Als ich etwa 14 Jahre alt war, wurde ich von einem Klassenkameraden in die Jugend seiner Kirche eingeladen. Es waren die ersten intensiveren Berührungen, die ich mit dem Glauben hatte. Für einen Jugendgottesdienst bereiteten wir damals ein kleines Theaterstück vor, das vom sogenannten „verlorenen Sohn“ handelte. Ich sollte diesen Sohn spielen, erkannte damals aber darin natürlich nicht den tieferen Sinn, dass es gerade für mich gut war, sich mit dieser Rolle auseinanderzusetzen.

Spiegel vorhalten

Jesus selbst erzählt diese Geschichte, in der er uns Menschen – wie so oft – einen Spiegel vorhält: 

Ein Mann hatte zwei Söhne.
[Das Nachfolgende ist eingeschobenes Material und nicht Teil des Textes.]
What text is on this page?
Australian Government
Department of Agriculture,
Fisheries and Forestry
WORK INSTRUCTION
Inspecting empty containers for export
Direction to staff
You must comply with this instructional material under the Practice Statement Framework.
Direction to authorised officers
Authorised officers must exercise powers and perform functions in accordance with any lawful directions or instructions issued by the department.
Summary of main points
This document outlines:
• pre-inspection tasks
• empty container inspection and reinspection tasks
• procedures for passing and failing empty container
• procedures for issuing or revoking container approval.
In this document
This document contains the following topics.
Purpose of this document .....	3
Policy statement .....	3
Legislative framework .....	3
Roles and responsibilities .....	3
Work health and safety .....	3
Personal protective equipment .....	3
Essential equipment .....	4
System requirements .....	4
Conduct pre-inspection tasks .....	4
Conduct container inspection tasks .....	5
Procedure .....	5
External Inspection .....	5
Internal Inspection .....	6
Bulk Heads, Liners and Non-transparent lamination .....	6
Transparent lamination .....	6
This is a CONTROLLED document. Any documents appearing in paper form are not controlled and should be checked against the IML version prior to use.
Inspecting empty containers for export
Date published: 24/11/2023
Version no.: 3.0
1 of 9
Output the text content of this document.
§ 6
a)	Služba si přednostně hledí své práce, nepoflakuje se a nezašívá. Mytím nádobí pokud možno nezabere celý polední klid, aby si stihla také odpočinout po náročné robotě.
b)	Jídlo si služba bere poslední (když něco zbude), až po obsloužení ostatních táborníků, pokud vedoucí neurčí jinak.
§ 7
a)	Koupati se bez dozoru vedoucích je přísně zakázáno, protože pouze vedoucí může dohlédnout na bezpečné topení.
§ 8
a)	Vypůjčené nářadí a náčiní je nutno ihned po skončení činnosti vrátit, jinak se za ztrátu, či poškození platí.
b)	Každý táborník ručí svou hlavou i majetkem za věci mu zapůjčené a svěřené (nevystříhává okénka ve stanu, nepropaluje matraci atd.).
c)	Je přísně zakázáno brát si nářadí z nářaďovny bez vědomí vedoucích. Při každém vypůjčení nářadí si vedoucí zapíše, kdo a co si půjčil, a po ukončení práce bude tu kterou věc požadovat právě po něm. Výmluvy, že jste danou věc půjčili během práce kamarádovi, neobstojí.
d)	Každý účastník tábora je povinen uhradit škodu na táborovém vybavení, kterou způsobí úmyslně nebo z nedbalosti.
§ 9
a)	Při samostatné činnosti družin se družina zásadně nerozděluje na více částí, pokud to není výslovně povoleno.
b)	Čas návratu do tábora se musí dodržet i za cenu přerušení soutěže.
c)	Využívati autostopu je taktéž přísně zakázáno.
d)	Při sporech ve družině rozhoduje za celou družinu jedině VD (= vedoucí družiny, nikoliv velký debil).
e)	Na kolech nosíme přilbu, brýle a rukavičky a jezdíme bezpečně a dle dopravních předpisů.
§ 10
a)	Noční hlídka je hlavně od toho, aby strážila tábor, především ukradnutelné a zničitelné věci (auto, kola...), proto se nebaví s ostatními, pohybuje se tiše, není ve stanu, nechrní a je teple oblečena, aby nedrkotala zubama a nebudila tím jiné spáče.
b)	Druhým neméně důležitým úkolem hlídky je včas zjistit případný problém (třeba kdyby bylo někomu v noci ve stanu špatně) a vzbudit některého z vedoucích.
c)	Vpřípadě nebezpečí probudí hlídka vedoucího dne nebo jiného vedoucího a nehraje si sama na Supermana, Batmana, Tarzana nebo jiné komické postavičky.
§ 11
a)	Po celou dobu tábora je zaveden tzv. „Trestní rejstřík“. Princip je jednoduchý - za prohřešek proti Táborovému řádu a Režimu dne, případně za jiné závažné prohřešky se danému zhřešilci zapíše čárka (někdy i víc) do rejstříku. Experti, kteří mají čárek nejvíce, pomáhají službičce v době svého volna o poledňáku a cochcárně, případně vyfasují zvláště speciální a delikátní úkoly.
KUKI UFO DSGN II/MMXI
Der jüngere Sohn sagte zu seinem Vater: „Ich möchte mein Erbteil von deinem Besitz schon jetzt haben.“ Da erklärte der Vater sich bereit, seinen Besitz zwischen seinen Söhnen aufzuteilen. Einige Tage später packte der jüngere Sohn seine Sachen und ging auf Reisen in ein fernes Land, wo er sein ganzes Geld verprasste (Lukas 15, 11-13 – Neue Leben Übersetzung).

Weg von zu Hause

Der Sohn möchte seinen Erbteil mit „warmer Hand“ – wie es im Volksmund heißt – ausgezahlt bekommen. Sein Plan: Er möchte weg von zu Hause, endlich auf eigenen Beinen stehen, endlich selber entscheiden können, endlich machen können, wozu er Lust hat. Er fordert zwar die Werte von seinem Vater ein, die ihm seiner Meinung nach zustehen, weil er sie nach dessen Tod eh bekommen würde. Aber er möchte nicht mehr, dass der Vater in sein Leben hineinredet – oder sich gar einmischt, was der Junge mit dem Geld anstellen möchte. 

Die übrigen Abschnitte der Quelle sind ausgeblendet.